PGCon2013 Unconference Future of Full-Text Search

From PostgreSQL wiki
Jump to navigationJump to search

Notes:

Dan Scott talked about how Evergreen (http://evergreen-ils.org) has been using full text search (FTS) for the last 7 years or so. One of the things Evergreen does is to pre-munge the text to work around decisions made by the default parser that are not optimal (for example, ISSNs have the pattern "\d{4}-\d{4}", which PostgreSQL treats as two signed integers); this impacts performance as the munging has to be done at both indexing and query time. Dan would love to see would be a more flexible parser, that would be possible to prototype in Perl (or other languages) first for correctness, then converted to C for performance, but currently the parser takes function arguments of type "internal" that essentially block that approach. Oleg Bartunov noted that externalizing the function arguments to support writing a parser function in different languages was do-able, but warned that it is difficult or impossible to write a custom parser that will satisfy everybody.

Dan - After the parser does its work, Solr/Sphinx offer pluggable and different normalizers for text. This is similar to how PostgreSQL's dictionaries work, but there is a broader base of contributors to the dedicated text search engines and Emanuel's talk on Sphinx suggested that the "lemmatizer" offered advantages over, say, stemming dictionaries.

Oleg Bartunov / Alexander Korotkov - "we are faster than sphinx" -- some slides shown to compare performance, taken from presentation given at PGCon.EU (http://wiki.postgresql.org/images/2/25/Full-text_search_in_PostgreSQL_in_milliseconds-extended-version.pdf) based on experimental enhancements to GIN that embed additional metadata in the index; only a slight increase in index size for significant performance gains.

Oleg - We are still looking for sponsors to work on improving performance (if we get real commitments, then maybe their work might make it to PostgreSQL 9.4)

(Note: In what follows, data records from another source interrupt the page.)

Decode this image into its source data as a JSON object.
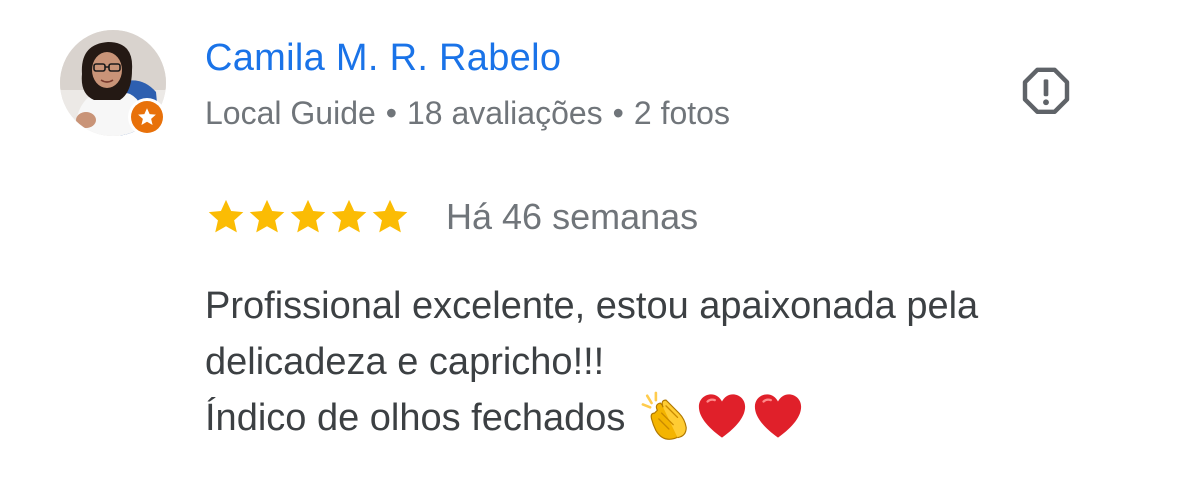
{
  "author": {
    "name": "Camila M. R. Rabelo",
    "badge": "Local Guide",
    "reviews_count": "18 avaliações",
    "photos_count": "2 fotos",
    "separator": "•"
  },
  "review": {
    "rating": 5,
    "rating_max": 5,
    "date": "Há 46 semanas",
    "text_lines": [
      "Profissional excelente, estou apaixonada pela",
      "delicadeza e capricho!!!",
      "Índico de olhos fechados"
    ],
    "emojis": [
      "clapping-hands-emoji",
      "red-heart-emoji",
      "red-heart-emoji"
    ]
  },
  "icons": {
    "report": "report-octagon-icon",
    "guide_badge": "local-guide-star-icon",
    "star": "star-icon"
  },
  "colors": {
    "author_name": "#1a73e8",
    "meta_text": "#70757a",
    "body_text": "#3c4043",
    "star": "#fbbc04",
    "guide_badge": "#e8710a",
    "report_icon": "#5f6368",
    "heart": "#e0202a"
  }
}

Emanuel Calvo - We need more documentation on the code to explain how features work in FTS, there needs to be a README file to explain...

Future Ideas:

  • Maybe next PGCon/PGConf.EU/PG-Open(less likely) tutorial -- step by step how to write queries, parsers,
  • Some documentation efforts need to be setup; maybe an area on the wiki
  • Dan thinking to contribute technical documentation for FTS; beginning after July 1

Which should we prioritize? -- Flexible parser, or massive lightning speed? (we want both, of course!)

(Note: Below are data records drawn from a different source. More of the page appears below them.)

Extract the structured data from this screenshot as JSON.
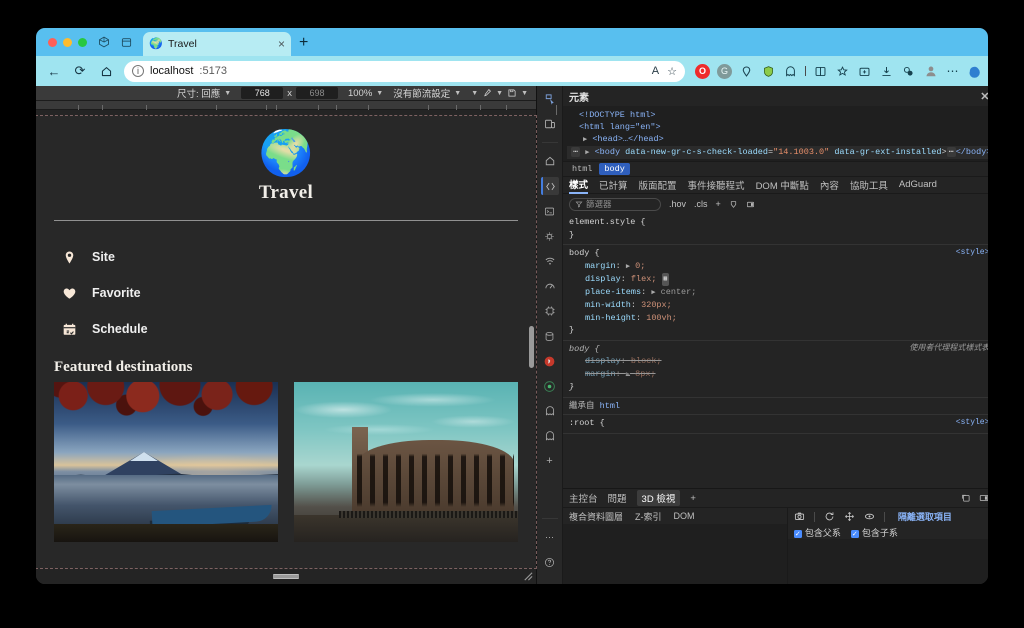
{
  "browser": {
    "window_controls": [
      "close",
      "minimize",
      "maximize"
    ],
    "toolbar_icons": [
      "workspaces-icon",
      "tab-actions-icon"
    ],
    "tab": {
      "title": "Travel",
      "favicon": "🌍",
      "close_label": "×"
    },
    "new_tab_label": "+",
    "nav": {
      "back": "←",
      "reload": "⟳",
      "home": "⌂"
    },
    "omnibox": {
      "info_icon": "i",
      "host": "localhost",
      "port": ":5173",
      "read_aloud": "A",
      "favorite": "☆"
    },
    "extensions": [
      "opera-icon",
      "grammarly-icon",
      "pocket-icon",
      "shield-icon",
      "ghostery-icon",
      "split-screen-icon",
      "collections-icon",
      "browser-essentials-icon",
      "downloads-icon",
      "extensions-icon",
      "profile-icon",
      "more-icon",
      "copilot-icon"
    ]
  },
  "device_toolbar": {
    "size_label": "尺寸: 回應",
    "width": "768",
    "times": "x",
    "height": "698",
    "zoom": "100%",
    "throttle": "沒有節流設定",
    "pen_icon": "eyedropper-icon",
    "capture_icon": "screenshot-icon",
    "more_caret": "▼"
  },
  "page": {
    "logo_emoji": "🌍",
    "brand": "Travel",
    "nav_items": [
      {
        "icon": "location-pin-icon",
        "label": "Site"
      },
      {
        "icon": "heart-icon",
        "label": "Favorite"
      },
      {
        "icon": "calendar-check-icon",
        "label": "Schedule"
      }
    ],
    "section_title": "Featured destinations",
    "cards": [
      {
        "name": "mount-fuji-lake-photo"
      },
      {
        "name": "colosseum-photo"
      }
    ]
  },
  "devtools": {
    "activity_icons": [
      "inspect-icon",
      "device-toolbar-icon",
      "home-icon",
      "elements-icon",
      "console-icon",
      "sources-icon",
      "network-icon",
      "performance-icon",
      "memory-icon",
      "application-icon",
      "recorder-icon",
      "lighthouse-icon",
      "ghostery-icon",
      "adguard-icon",
      "more-tools-icon"
    ],
    "panel_title": "元素",
    "close_label": "✕",
    "dom": [
      {
        "text": "<!DOCTYPE html>",
        "type": "doctype"
      },
      {
        "text": "<html lang=\"en\">",
        "type": "tag"
      },
      {
        "text": "<head>…</head>",
        "type": "tag"
      },
      {
        "text": "<body data-new-gr-c-s-check-loaded=\"14.1003.0\" data-gr-ext-installed>…</body>",
        "type": "tag",
        "selected": true
      }
    ],
    "breadcrumbs": [
      {
        "label": "html",
        "selected": false
      },
      {
        "label": "body",
        "selected": true
      }
    ],
    "style_tabs": [
      {
        "label": "樣式",
        "selected": true
      },
      {
        "label": "已計算",
        "selected": false
      },
      {
        "label": "版面配置",
        "selected": false
      },
      {
        "label": "事件接聽程式",
        "selected": false
      },
      {
        "label": "DOM 中斷點",
        "selected": false
      },
      {
        "label": "內容",
        "selected": false
      },
      {
        "label": "協助工具",
        "selected": false
      },
      {
        "label": "AdGuard",
        "selected": false
      }
    ],
    "filter_placeholder": "篩選器",
    "filter_buttons": [
      ".hov",
      ".cls",
      "+",
      "insert-rule-icon",
      "toggle-icon"
    ],
    "css_rules": [
      {
        "selector": "element.style {",
        "source": "",
        "declarations": [],
        "close": "}"
      },
      {
        "selector": "body {",
        "source": "<style>",
        "declarations": [
          {
            "prop": "margin",
            "value": "0;",
            "triangle": true
          },
          {
            "prop": "display",
            "value": "flex;",
            "badge": "grid"
          },
          {
            "prop": "place-items",
            "value": "center;",
            "triangle": true
          },
          {
            "prop": "min-width",
            "value": "320px;"
          },
          {
            "prop": "min-height",
            "value": "100vh;"
          }
        ],
        "close": "}"
      },
      {
        "selector": "body {",
        "source": "使用者代理程式樣式表",
        "italic": true,
        "declarations": [
          {
            "prop": "display",
            "value": "block;",
            "strike": true
          },
          {
            "prop": "margin",
            "value": "8px;",
            "strike": true,
            "triangle": true
          }
        ],
        "close": "}"
      }
    ],
    "inherited_label": "繼承自",
    "inherited_target": "html",
    "root_rule": ":root {",
    "root_source": "<style>",
    "drawer_tabs": [
      {
        "label": "主控台",
        "selected": false
      },
      {
        "label": "問題",
        "selected": false
      },
      {
        "label": "3D 檢視",
        "selected": true
      }
    ],
    "drawer_add": "+",
    "drawer_right_icons": [
      "restore-drawer-icon",
      "dock-icon"
    ],
    "threed": {
      "tabs": [
        {
          "label": "複合資料圖層",
          "selected": false
        },
        {
          "label": "Z-索引",
          "selected": false
        },
        {
          "label": "DOM",
          "selected": false
        }
      ],
      "controls": [
        "camera-icon",
        "reset-icon",
        "pan-icon",
        "rotate-icon"
      ],
      "isolate_label": "隔離選取項目",
      "checkboxes": [
        {
          "label": "包含父系",
          "checked": true
        },
        {
          "label": "包含子系",
          "checked": true
        }
      ]
    },
    "bottom_icons": [
      "more-icon",
      "help-icon"
    ]
  },
  "colors": {
    "browser_accent": "#58bfef",
    "navbar": "#9fe4f0",
    "devtools_bg": "#242424",
    "page_bg": "#282828",
    "selection_blue": "#2f5fbd",
    "link_blue": "#8ab4f8"
  }
}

Tutorial should include architecture too: there's the fast database, but you could cache or use pooling for the application connecting to handle speed

Need improved support with OpenOffice dictionaries; for example, affix dictionaries?

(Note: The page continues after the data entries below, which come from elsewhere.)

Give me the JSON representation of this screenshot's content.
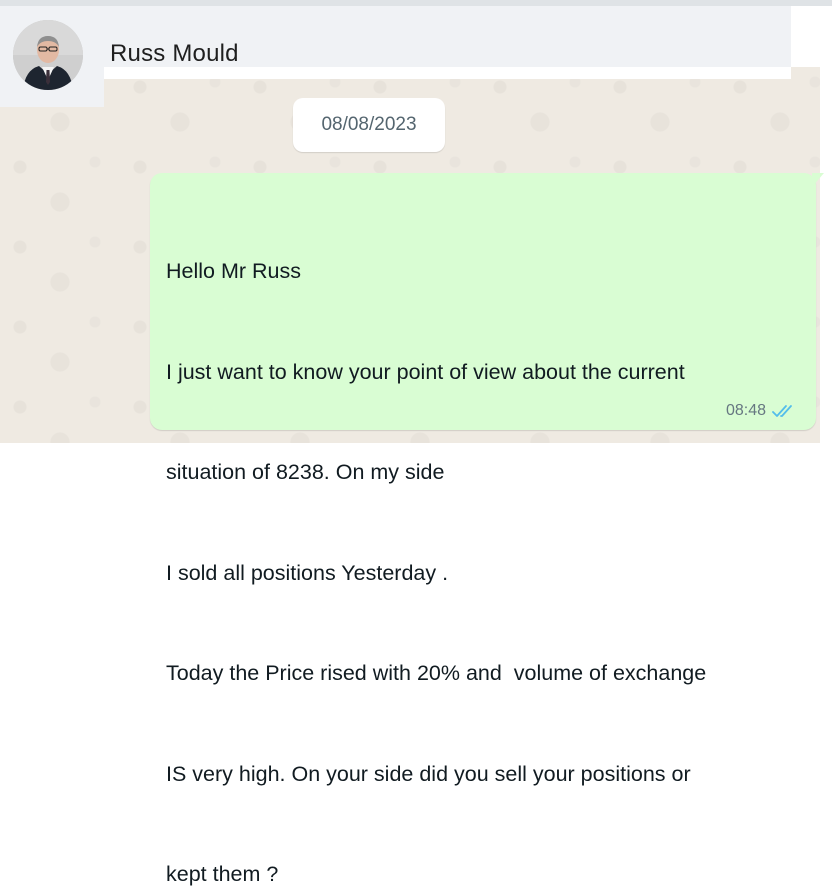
{
  "contact": {
    "name": "Russ Mould"
  },
  "chat": {
    "date_divider": "08/08/2023",
    "message": {
      "lines": [
        "Hello Mr Russ",
        "I just want to know your point of view about the current",
        "situation of 8238. On my side",
        "I sold all positions Yesterday .",
        "Today the Price rised with 20% and  volume of exchange",
        "IS very high. On your side did you sell your positions or",
        "kept them ?"
      ],
      "time": "08:48",
      "status_icon": "double-check-icon",
      "status_color": "#53bdeb",
      "bubble_color": "#d9fdd3"
    }
  }
}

Needs more documentation explaining ts_rank, ts_rankcd?, cover density, and maybe other relevance ranking theory? There's a real possibility of implementing other, newer relevance ranking algorithms and publishing papers on the effort. One barrier may be the fees required for access to and/or restrictions around dissemination of the TREC document collection used to evaluate ranking algorithms at the annual TREC conferences (http://trec.nist.gov/)

Phrase search was worked on by Oleg and Teodor five years ago, might be able to kick off the dust and bring it back to core for possible inclusion towards 9.4 before it bitrots completely.

General commitment towards keeping discussion going on PGSQL-hackers list.